Reputation: 701
I have a DataFrame with 3 columns: Col1, Col2, Col3. Each column contains an array of strings that has one of these values: "V1", "V2", "V3". For example, an array can look like this: ["V2", "V3"]
I want to create three new columns called: :V1, :V2, :V3 with values "Yes" in :V1 if :V1 appears in ANY of the arrays in columns Col1, Col2, Col3. Same for V2 and V3.
Here is my current code which works but got there by trial and error and wonder if there is a simpler solution (perhaps a one liner):
@chain df begin
transform(Cols(r"^Col") => ByRow((x...) -> any(any(y -> y == "V1", arr) for arr in x) ? "Yes" : "No") => :V1)
transform(Cols(r"^Col") => ByRow((x...) -> any(any(y -> y == "V2", arr) for arr in x) ? "Yes" : "No") => :V2)
transform(Cols(r"^Col") => ByRow((x...) -> any(any(y -> y == "V3", arr) for arr in x) ? "Yes" : "No") => :V3)
end
Is there a simpler approach and a way to make this one line as the logic is repeated.
Can I use in
function to check if a value is contained in the array? How to implement a solution using in
?
Upvotes: 1
Views: 43
Reputation: 69899
Alternative one-liner:
transform(df, [AsTable(Cols(r"^Col")) => ByRow(x -> v in x ? "Yes" : "No") => v for v in string.("V", 1:3)])
Upvotes: 0
Reputation: 19088
A naive approach would be looping through the elements ["V1", "V2", "V3"]
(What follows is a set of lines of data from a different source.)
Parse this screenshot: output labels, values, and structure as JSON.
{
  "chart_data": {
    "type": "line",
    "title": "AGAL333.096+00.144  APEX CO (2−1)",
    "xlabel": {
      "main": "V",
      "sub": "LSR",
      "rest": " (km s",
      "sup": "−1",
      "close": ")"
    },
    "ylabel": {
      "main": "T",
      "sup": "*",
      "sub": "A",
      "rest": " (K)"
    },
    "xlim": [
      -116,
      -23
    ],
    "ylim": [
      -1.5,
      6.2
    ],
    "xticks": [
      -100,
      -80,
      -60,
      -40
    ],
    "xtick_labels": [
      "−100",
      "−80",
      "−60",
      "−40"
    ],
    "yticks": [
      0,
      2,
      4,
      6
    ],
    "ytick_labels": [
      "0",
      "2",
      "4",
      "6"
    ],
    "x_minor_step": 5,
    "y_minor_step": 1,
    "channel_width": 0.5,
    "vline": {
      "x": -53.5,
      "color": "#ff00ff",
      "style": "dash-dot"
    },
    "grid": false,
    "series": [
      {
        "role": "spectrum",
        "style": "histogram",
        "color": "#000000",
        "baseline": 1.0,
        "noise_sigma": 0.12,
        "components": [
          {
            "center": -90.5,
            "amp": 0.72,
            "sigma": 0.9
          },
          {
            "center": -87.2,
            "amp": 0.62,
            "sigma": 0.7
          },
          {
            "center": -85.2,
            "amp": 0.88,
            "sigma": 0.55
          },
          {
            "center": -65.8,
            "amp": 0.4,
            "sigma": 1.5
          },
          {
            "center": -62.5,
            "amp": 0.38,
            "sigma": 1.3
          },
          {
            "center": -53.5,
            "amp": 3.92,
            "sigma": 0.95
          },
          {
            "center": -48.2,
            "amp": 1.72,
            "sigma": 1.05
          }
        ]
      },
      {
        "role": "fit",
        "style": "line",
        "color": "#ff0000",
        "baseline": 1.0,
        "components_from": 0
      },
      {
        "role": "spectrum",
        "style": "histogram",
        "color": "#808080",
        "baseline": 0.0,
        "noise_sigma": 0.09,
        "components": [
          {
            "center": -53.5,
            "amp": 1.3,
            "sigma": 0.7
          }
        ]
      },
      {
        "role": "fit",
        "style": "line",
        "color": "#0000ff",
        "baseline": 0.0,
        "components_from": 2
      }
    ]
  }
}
and comparing them with each element per row, then replacing the boolean vectors with the desired strings. Finally adding the vectors to the DataFrame.
using DataFrames
for ele in ["V1", "V2", "V3"]
vec = []
for row in eachrow(df)
push!(vec, any(Vector(row) .== ele))
end
df[:,ele] = [i ? "Yes" : "No" for i in vec]
end
result
df
3×6 DataFrame
Row │ Col1 Col2 Col3 V1 V2 V3
│ String String String String String String
─────┼────────────────────────────────────────────────
1 │ V1 V2 V1 Yes Yes No
2 │ V3 V1 V1 Yes No Yes
3 │ V2 V3 V3 No Yes Yes
df = DataFrame([["V1", "V3", "V2"],
["V2", "V1", "V3"],
["V1", "V1", "V3"]],
["Col1", "Col2", "Col3"])
Upvotes: 2